DIFC first in the region to advance position on data protection, regulations, and governance within the Global Forum Assembly (GFA)
In 2022, DIFC Commissioner recognised Cross Border Privacy Rules (CBPR) as an adequate mechanism for free flow of data with trust
As an Associate in the Global CBPR Forum (the Forum), DIFC and the GFA leadership look to further opportunities for regulatory cooperation
GFA’s recognition reinforces DIFC’s regionally pioneering position on data protection, regulations, and governance
Dubai, United Arab Emirates; 27 August 2024: Dubai International Financial Centre (DIFC), the leading global financial centre for the Middle East, Africa, and South Asia (MEASA) region, has been recognised by the GFA as an Associate Member.
The Global CBPR Forum welcomed DIFC, Mauritius and Bermuda as Associates, following the Global Forum Assembly’s endorsement of the Membership Committee’s Recommendation that all three have met the conditions for recognition as an Associate. The full announcement can be found here.
The recognition is the result of DIFC’s active and substantive participation in the development of the Forum since its establishment in April 2022, most recently attending workshops hosted by the Personal Information Protection Commission (PPC) in Tokyo, Japan. As a long-time supporter of alternative, trustworthy data transfer mechanisms, DIFC’s status in the Forum will provide an opportunity to collaborate with other regulatory authorities on the future of secure, international data flows. The CBPRs are a flexible yet robust privacy certification scheme that the Commissioner will adopt in accordance with Article 50(5) of the Data Protection Law, DIFC Law No 5 of 2020 for implementation into the DIFC data protection compliance regime.
Chief Legal Officer of DIFC Authority and DIFC Data Protection Commissioner, Jacques Visser, thanked the GFA leadership, stating, “We are honoured to be recognised by the GFA, especially as DIFC is the first and only jurisdiction in the Middle East to obtain Associate status in the Forum in addition to its acceptance into the Forum’s Global Cooperation Arrangement for Privacy Enforcement (CAPE) in April 2024. This milestone echoes our commitment to uphold the highest standards of privacy and data protection in DIFC. We look forward to collaborating with our international partners on this important initiative. As a jurisdiction serving multi-jurisdictional constituents, ensuring the free flow of data whilst ensuring that importers treat it ethically and with care is of vital importance to us.”
The GFA Membership Committee is comprised of original Asia-Pacific Economic Cooperation (APEC) Member Economies including Japan, Philippines and Singapore. The Chair of the GFA is held by the United States, represented by Shannon Coe, Director of Global Data Policy in the Office of Global Data Policy and Privacy at the U.S. Department of Commerce International Trade Administration. The Chair of the Membership Committee, is held by Japan, represented by Makiko Tsuda, Director for Coordination on International Digital Policy for the Japanese Commerce and Information Policy Bureau, Ministry of Economy, Trade and Industry.

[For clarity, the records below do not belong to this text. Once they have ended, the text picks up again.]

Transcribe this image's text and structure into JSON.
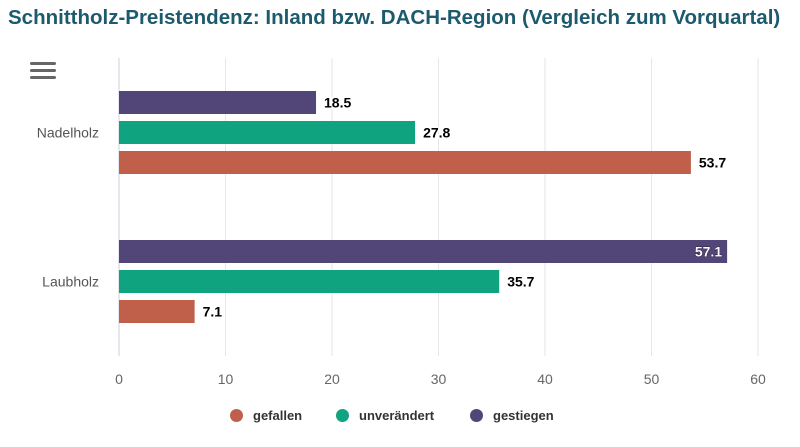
{
  "title": "Schnittholz-Preistendenz: Inland bzw. DACH-Region (Vergleich zum Vorquartal)",
  "menu": {
    "icon": "hamburger-menu-icon"
  },
  "colors": {
    "gefallen": "#c0604a",
    "unverändert": "#0fa37f",
    "gestiegen": "#524679",
    "title": "#1c5a6e"
  },
  "chart_data": {
    "type": "bar",
    "orientation": "horizontal",
    "categories": [
      "Nadelholz",
      "Laubholz"
    ],
    "series": [
      {
        "name": "gestiegen",
        "values": [
          18.5,
          57.1
        ],
        "color": "#524679"
      },
      {
        "name": "unverändert",
        "values": [
          27.8,
          35.7
        ],
        "color": "#0fa37f"
      },
      {
        "name": "gefallen",
        "values": [
          53.7,
          7.1
        ],
        "color": "#c0604a"
      }
    ],
    "xticks": [
      "0",
      "10",
      "20",
      "30",
      "40",
      "50",
      "60"
    ],
    "xlim": [
      0,
      60
    ],
    "grid": true,
    "legend_position": "bottom-center",
    "legend_order": [
      "gefallen",
      "unverändert",
      "gestiegen"
    ]
  }
}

DIFC’s recognition in the above regard also comes in addition to the United Kingdom previously selecting DIFC as one of six global jurisdictions to be a priority partner for creating a “Data Bridge” with for similar purposes. The assessment by the UK’s Department of Science, Innovation and Technology (DSIT) towards this outcome is currently ongoing.
DIFC’s efforts in the above regard is underlined by the importance of International Data Transfers in facilitating modern-day business transactions. Trustworthy data flows help streamline supply chain management and allow for financial inclusion so that businesses, particularly those in the Middle East, Africa, and South Asia (MEASA) region with ties to the UK, can scale and trade globally. There are as many as 5,000 British companies operating in the UAE, many of which depend on safe data transfers that comply with applicable data protection laws and associated policies.